Former Houston Chronicle journalist Sarah Tressler, who was fired after her stripper past came to light, is suing her former employer and claiming her dismissal was due to gender discrimination.

Tressler, 30, was fired from the Houston Chronicle for not disclosing her part time stripper gig on her job application.

I was very upset that I was fired because I had been told by many editors I was doing a good job, she said at a press conference with her lawyer Gloria Allred according to the New York Daily News. There was no question on the form that covered my dancing and I answered the questions on the form honestly.

Tressler believes the true reason for her dismissal was on account of my gender, she said to the Daily Mail.

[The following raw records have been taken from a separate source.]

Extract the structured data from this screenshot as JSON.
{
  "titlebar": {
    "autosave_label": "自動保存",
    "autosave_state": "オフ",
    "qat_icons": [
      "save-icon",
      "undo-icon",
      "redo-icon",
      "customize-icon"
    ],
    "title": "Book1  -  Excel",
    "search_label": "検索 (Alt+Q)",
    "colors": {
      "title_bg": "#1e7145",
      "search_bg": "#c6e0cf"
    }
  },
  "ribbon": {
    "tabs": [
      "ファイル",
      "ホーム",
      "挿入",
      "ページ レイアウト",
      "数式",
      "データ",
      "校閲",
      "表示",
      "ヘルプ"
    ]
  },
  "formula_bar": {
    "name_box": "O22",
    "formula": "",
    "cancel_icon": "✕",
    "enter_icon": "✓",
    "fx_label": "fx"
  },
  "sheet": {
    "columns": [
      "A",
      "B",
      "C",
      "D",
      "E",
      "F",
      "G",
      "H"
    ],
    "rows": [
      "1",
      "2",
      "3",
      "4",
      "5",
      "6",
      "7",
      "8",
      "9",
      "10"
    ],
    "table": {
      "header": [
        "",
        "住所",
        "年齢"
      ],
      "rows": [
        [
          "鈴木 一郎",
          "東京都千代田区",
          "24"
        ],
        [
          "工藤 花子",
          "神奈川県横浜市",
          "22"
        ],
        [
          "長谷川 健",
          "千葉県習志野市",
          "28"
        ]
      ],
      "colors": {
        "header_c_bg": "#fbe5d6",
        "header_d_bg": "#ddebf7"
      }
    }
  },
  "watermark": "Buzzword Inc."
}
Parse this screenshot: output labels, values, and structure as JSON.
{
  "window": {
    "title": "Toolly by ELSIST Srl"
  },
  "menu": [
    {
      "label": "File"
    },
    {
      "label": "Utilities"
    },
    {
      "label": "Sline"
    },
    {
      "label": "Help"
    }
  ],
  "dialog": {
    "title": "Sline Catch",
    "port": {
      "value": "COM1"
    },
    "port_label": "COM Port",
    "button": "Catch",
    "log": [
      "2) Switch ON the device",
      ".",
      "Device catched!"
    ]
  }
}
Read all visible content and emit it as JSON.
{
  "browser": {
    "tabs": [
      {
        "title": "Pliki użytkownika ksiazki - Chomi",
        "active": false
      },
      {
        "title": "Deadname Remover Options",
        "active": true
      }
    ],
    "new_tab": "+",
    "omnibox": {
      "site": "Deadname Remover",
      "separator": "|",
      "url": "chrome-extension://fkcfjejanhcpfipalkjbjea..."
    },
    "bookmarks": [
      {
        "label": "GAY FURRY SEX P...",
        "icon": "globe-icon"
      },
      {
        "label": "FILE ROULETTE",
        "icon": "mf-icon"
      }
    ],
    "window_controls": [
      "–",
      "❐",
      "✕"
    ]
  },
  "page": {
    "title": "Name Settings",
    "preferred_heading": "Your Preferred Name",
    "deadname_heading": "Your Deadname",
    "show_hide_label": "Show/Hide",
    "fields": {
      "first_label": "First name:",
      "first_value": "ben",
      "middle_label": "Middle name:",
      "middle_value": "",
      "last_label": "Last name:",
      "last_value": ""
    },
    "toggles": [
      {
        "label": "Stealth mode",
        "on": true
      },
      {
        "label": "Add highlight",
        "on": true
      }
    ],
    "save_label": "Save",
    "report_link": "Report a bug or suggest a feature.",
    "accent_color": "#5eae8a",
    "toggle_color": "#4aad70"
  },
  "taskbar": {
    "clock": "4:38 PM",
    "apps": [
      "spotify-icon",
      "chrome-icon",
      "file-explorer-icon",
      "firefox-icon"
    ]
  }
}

Celebrity lawyer Gloria Allred said that most exotic dancers are female, and therefore to terminate an employee because they had previously been an exotic dancer would have an adverse impact on women, since it is a female-dominated occupation.

Tressler said she filed a complaint with the Equal Employment Opportunity Commission. The EEOC has not confirmed whether or not they received the complaint. The Houston Chronicle declined to comment.

Tressler was hired as a Society Reporter for the Houston Chronicle in January. She covered high society, general assignments, human interest stories, and fashion, reported the Daily Mail. She previously worked for Us Weekly and Gloss magazine.

Tressler moonlighted as a stripper at night, working at local men's clubs in Houston.

Tressler wrote about her exploits as a stripper on the blog Diary of An Angry Stripper. The Houston Press, a rival newspaper, found out about Tressler's exotic dancing at local men's clubs and published an expose on her background. She was fired in March.

Allred defended her client at the press conference Thursday, saying Tressler only occasionally worked as an exotic dancer and that she did not need to disclose her stripping on her resume because she never worked at a club full time, reported the New York Daily News.

Sarah's work as a dancer is lawful and is not a crime, Allred said in a statement. It does not, has not and will not affect her ability to perform her job as a journalist.

When she danced, she did so as an independent contractor and she was never an employee of any club. Therefore when she was asked by the Houston Chronicle about her prior employment, she did not list dancing since she was not an employee of any clubs, said Allred according to CNN.

Tressler said she sometimes danced on stage for a few hours to get a workout since she didn't have a gym membership.

Sometimes I would just go in for three hours at a time to get a workout in because stage rotation, if you're doing it in 7-inch heels, is a really good way to get a workout in, Tressler said to CNN. And I didn't have a gym membership. So, on days off I might just go in there in the afternoon and do a couple stage rotations and knock it out.

According to her website, Tressler is publishing a book entitled 'Diary of an Angry Stripper. An app that features pictures, video, and her stripper workout is also in the works under the same name. She also has a new writing job in Houston for another publication.

Tressler, who has a master's degree in journalism from New York University, has been dancing on and off since she was 22. She said she turned to stripping to pay for college. She continued with her part-time stripping gig to help pay the bills.

Some young women will use dancing as a way to make ends meet while they study to prepare for the career that they hope to be able to have for the rest of their lives, Tressler said to CNN. These women should not have to live in fear that once they acquire a position in the career that they have worked hard to achieve, that their past work experience as a dancer will jeopardize that position.